Out of curiosity, have you verified your salinity measuring device?
 
thanks! is the hammer supposed to be totally covered until the bottom? or do you mean the sides?

i'm using a hydrometer which seems to be pretty consistent with the readings. just a question ski, my mushroom and the orange polyps seem to be touching each other the one of the sides, the polyps there are almost white and aren't opening. is it something to do with the mushroom? (as seen in picture four, the top mushroom area)
 
With the hammer, I mean the part that sticks out towards the viewer in the center. Its showing almost like the "teeth" of the skeleton, or the skeletal ridges. That's not a great sign. Not much you can do but give it good water quality and cross your fingers though.

As for the polyps, you've probably got a little coral warfare going on there. Often times Zoanthids and mushrooms work to a stalemate, but sometimes the mushrooms win...

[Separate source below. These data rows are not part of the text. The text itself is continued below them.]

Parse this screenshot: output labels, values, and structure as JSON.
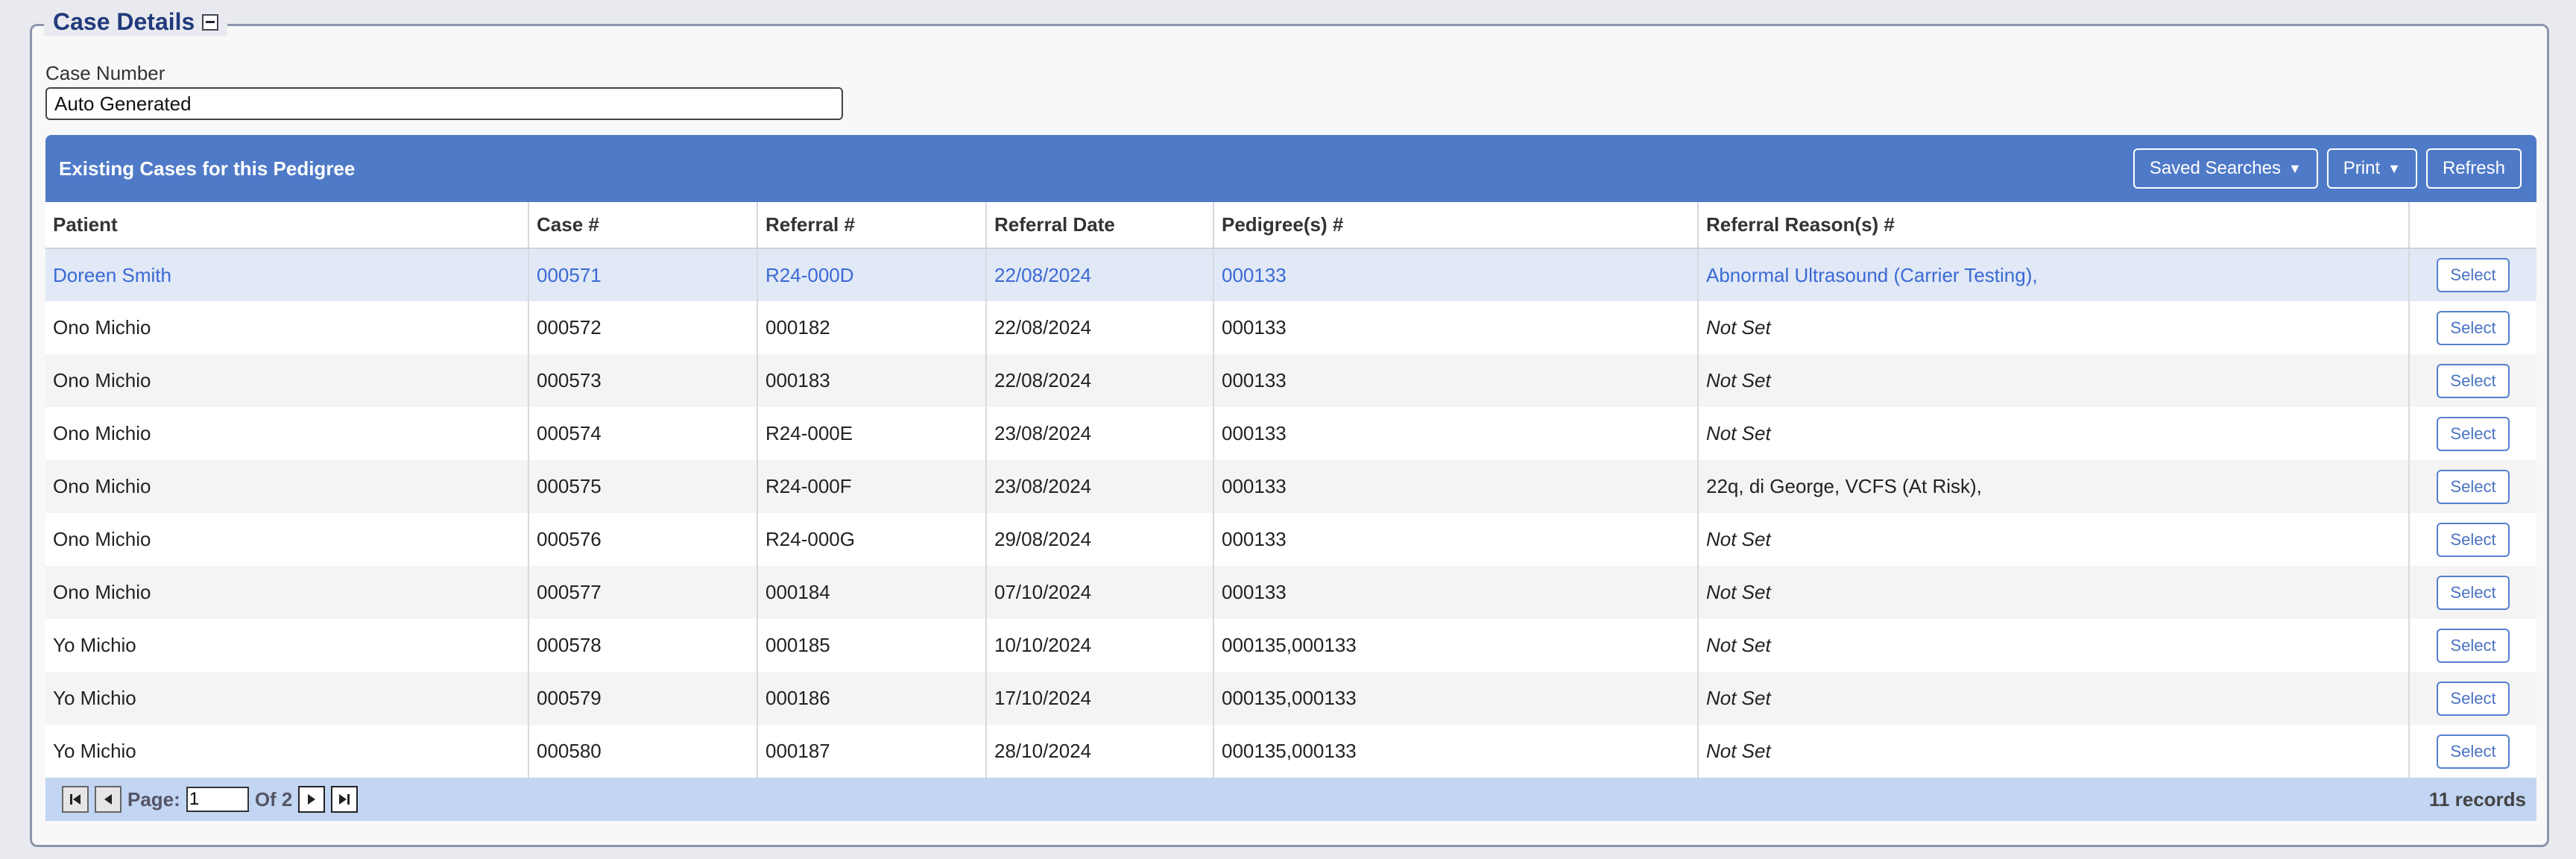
{
  "section": {
    "title": "Case Details"
  },
  "case_number": {
    "label": "Case Number",
    "value": "Auto Generated"
  },
  "grid": {
    "title": "Existing Cases for this Pedigree",
    "tools": {
      "saved_searches": "Saved Searches",
      "print": "Print",
      "refresh": "Refresh"
    },
    "columns": [
      "Patient",
      "Case #",
      "Referral #",
      "Referral Date",
      "Pedigree(s) #",
      "Referral Reason(s) #",
      ""
    ],
    "select_label": "Select",
    "rows": [
      {
        "patient": "Doreen Smith",
        "case": "000571",
        "referral": "R24-000D",
        "date": "22/08/2024",
        "pedigree": "000133",
        "reason": "Abnormal Ultrasound (Carrier Testing),"
      },
      {
        "patient": "Ono Michio",
        "case": "000572",
        "referral": "000182",
        "date": "22/08/2024",
        "pedigree": "000133",
        "reason": "Not Set"
      },
      {
        "patient": "Ono Michio",
        "case": "000573",
        "referral": "000183",
        "date": "22/08/2024",
        "pedigree": "000133",
        "reason": "Not Set"
      },
      {
        "patient": "Ono Michio",
        "case": "000574",
        "referral": "R24-000E",
        "date": "23/08/2024",
        "pedigree": "000133",
        "reason": "Not Set"
      },
      {
        "patient": "Ono Michio",
        "case": "000575",
        "referral": "R24-000F",
        "date": "23/08/2024",
        "pedigree": "000133",
        "reason": "22q, di George, VCFS (At Risk),"
      },
      {
        "patient": "Ono Michio",
        "case": "000576",
        "referral": "R24-000G",
        "date": "29/08/2024",
        "pedigree": "000133",
        "reason": "Not Set"
      },
      {
        "patient": "Ono Michio",
        "case": "000577",
        "referral": "000184",
        "date": "07/10/2024",
        "pedigree": "000133",
        "reason": "Not Set"
      },
      {
        "patient": "Yo Michio",
        "case": "000578",
        "referral": "000185",
        "date": "10/10/2024",
        "pedigree": "000135,000133",
        "reason": "Not Set"
      },
      {
        "patient": "Yo Michio",
        "case": "000579",
        "referral": "000186",
        "date": "17/10/2024",
        "pedigree": "000135,000133",
        "reason": "Not Set"
      },
      {
        "patient": "Yo Michio",
        "case": "000580",
        "referral": "000187",
        "date": "28/10/2024",
        "pedigree": "000135,000133",
        "reason": "Not Set"
      }
    ],
    "footer": {
      "page_label": "Page:",
      "page_value": "1",
      "of_label": "Of 2",
      "records": "11 records"
    }
  },
  "colors": {
    "header_blue": "#4f7ac7",
    "link_blue": "#3a6ad4",
    "footer_blue": "#c2d5f3"
  }
}
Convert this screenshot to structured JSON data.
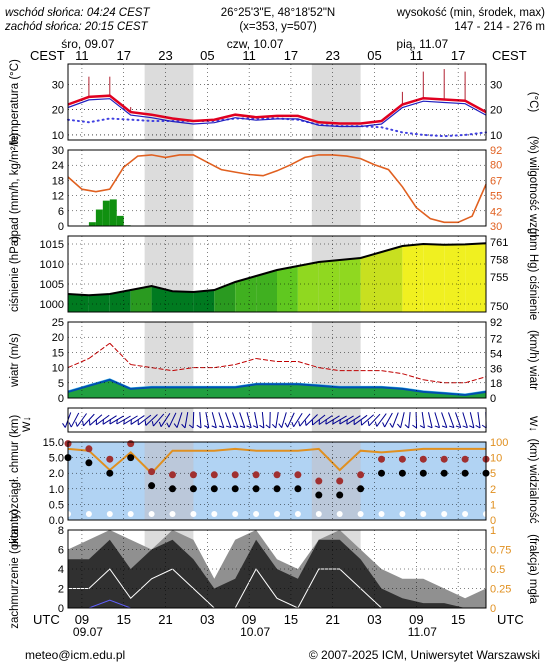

Thats the thing with hydrometers, they "seem" like they're working until you wake up one day and your corals are all closed up because the hydrometer has drifted on you. Check out the realm of knowledge sticky, and on page two I've linked to a DIY verification solution. I highly reccomend using it.
 
the hammer looks better at the moment, the teeth can hardly be seen and all the other sides are overflowing with the coral heads but i will still keep a look out for it. the mushroom would probably switch places with the pink coral there and hopefully the orange polyps gets better. thanks ski :)

the Reef Aquarium Salinity: Homemade Calibration Standards article is going to take quite awhile to finish :lol:
 
the zoo colonies aren't doing well (not all of them). there's this one particular frag that seems to be 75% closed and withering away. to make things worst almost all my colonies (3 out of 4) have been spotted with nudibranches on them. i did a freshwater dip and it got rid of a couple of them (including a shrimp like pod). anyone has any other methods?